Semester.ly

Johns Hopkins University | AS.060.635

Billie Holiday'S Baltimore

0.0

credits

Average Course Rating

(-1)

This course will use the tools of the historical archive, autobiography, memoir, biography, narrative, poetry, film and music to etch a social history of Billie Holiday (1915-1959) in Baltimore, between roughly 1900 and 1960. Holiday’s remarkable and unique art has earned her the title of the premier jazz singer of all-time. Her voice and experience was strongly connected to Baltimore City, its pattern of black migration, its musical culture, urban density, as well as its narcotics and violent crime.
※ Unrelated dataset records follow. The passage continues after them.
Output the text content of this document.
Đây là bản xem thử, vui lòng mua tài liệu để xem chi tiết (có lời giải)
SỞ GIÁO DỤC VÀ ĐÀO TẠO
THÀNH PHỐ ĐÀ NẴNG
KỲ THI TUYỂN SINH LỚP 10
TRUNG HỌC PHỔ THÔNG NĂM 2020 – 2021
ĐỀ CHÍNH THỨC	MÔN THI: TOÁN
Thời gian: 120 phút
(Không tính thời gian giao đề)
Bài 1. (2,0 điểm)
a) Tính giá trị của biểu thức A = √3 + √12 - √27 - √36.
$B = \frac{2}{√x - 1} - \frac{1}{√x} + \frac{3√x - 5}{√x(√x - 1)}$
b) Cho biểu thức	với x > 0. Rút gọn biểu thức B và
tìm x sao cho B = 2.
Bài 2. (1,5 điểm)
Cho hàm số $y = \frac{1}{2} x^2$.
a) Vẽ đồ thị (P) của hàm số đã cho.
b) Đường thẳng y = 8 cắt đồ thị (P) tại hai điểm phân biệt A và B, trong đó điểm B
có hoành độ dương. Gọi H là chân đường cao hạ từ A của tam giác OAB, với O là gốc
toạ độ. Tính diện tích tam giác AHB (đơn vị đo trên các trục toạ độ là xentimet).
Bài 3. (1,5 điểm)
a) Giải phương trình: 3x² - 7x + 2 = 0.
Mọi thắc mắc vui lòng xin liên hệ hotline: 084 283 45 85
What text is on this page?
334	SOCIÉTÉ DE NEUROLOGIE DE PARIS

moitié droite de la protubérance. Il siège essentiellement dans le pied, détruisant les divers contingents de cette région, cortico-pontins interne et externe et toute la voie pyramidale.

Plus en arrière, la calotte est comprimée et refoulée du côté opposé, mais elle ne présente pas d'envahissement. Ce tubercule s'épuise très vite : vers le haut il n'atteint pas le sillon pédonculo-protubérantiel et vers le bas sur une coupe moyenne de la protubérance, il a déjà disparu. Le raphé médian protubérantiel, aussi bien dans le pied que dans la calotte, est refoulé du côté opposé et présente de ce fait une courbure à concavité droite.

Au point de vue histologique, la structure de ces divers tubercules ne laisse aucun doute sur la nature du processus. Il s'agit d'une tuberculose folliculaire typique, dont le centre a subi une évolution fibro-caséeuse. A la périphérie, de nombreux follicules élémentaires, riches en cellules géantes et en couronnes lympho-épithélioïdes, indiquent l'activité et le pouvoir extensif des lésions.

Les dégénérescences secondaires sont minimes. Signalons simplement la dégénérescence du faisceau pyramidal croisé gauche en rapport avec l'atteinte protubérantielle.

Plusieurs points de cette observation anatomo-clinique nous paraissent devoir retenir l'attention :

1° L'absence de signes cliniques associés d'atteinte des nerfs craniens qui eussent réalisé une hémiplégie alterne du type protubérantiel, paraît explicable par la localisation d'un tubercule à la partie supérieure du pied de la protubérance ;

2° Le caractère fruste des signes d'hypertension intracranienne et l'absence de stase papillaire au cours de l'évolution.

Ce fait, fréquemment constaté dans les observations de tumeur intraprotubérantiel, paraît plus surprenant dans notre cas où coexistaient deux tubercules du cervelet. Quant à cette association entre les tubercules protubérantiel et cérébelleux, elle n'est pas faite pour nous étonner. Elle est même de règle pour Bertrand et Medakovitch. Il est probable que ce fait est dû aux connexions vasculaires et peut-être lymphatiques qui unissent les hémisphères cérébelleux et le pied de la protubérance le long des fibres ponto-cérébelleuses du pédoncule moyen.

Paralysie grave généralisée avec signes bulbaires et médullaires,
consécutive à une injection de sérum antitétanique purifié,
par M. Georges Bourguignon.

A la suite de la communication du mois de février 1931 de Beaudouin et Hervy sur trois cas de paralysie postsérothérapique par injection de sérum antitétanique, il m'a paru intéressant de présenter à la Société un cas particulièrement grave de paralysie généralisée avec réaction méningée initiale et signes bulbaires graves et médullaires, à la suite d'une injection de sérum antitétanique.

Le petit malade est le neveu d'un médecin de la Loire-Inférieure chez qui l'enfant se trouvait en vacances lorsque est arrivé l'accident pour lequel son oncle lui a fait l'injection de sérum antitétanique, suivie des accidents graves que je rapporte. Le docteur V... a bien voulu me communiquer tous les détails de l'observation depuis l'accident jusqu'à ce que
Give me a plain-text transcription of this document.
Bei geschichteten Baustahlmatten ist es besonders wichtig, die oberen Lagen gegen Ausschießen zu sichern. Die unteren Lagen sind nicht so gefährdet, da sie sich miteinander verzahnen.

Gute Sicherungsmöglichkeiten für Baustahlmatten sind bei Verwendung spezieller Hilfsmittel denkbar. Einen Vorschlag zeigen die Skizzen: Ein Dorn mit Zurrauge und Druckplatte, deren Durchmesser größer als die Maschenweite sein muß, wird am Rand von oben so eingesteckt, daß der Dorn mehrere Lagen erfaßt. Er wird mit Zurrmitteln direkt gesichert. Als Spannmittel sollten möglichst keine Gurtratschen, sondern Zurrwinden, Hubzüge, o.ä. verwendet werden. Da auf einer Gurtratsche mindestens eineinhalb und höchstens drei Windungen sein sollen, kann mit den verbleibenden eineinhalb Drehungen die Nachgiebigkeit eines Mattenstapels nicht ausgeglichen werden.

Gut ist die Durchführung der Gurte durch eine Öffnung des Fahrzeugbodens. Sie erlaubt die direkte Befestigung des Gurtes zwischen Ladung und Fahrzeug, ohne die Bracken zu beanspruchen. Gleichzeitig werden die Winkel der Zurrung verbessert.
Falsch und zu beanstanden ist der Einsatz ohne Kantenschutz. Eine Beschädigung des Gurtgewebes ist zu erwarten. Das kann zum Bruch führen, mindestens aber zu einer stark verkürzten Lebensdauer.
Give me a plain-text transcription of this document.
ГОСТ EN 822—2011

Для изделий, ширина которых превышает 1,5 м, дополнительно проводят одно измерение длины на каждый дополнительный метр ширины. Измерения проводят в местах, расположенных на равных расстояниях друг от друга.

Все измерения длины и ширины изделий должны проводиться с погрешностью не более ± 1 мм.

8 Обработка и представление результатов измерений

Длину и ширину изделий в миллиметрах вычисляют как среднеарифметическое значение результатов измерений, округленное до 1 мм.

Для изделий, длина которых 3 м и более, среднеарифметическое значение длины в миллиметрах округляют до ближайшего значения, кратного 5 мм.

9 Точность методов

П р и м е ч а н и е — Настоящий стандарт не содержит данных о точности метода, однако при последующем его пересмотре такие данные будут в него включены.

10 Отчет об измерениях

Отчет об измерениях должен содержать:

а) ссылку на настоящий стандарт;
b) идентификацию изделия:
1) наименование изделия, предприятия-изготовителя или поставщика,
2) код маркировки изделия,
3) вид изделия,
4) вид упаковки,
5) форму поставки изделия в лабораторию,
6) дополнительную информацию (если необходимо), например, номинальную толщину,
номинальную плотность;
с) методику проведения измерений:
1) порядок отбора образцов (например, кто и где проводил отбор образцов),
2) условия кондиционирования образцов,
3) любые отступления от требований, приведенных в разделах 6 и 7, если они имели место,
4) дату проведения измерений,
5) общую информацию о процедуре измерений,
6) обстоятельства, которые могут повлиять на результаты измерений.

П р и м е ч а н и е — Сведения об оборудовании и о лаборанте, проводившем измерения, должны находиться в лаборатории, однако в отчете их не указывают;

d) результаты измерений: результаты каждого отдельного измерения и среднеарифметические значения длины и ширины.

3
Although she was born in Philadelphia, she deliberately falsely claimed in her candid memoir, “I was finally able to prove I’d been born in Baltimore.” As revealing as her willed connection to a particular geography of nativity was her determined claiming of vernacular knowledge outside of the arts. Holiday also insisted, in 1956, “ask them if they think they know something about dope that Lady Day don’t know.” The Baltimore conjunction between her experience of prostitution, crime and violence and her stirring sound also begs the question of the city’s infamous participation as a major site of the global heroin trade. What was the artist’s relationship to her urban geography? How did it change over space and time? What dimension of shared fate did she have with the community of black domestic workers, laborers, artisans, and small business people from the first half of the twentieth century? In what manner did Baltimore’s racial segregation and racism define her life and art? How was her consciousness as a vocal opponent to segregation shaped by her grooming in the city?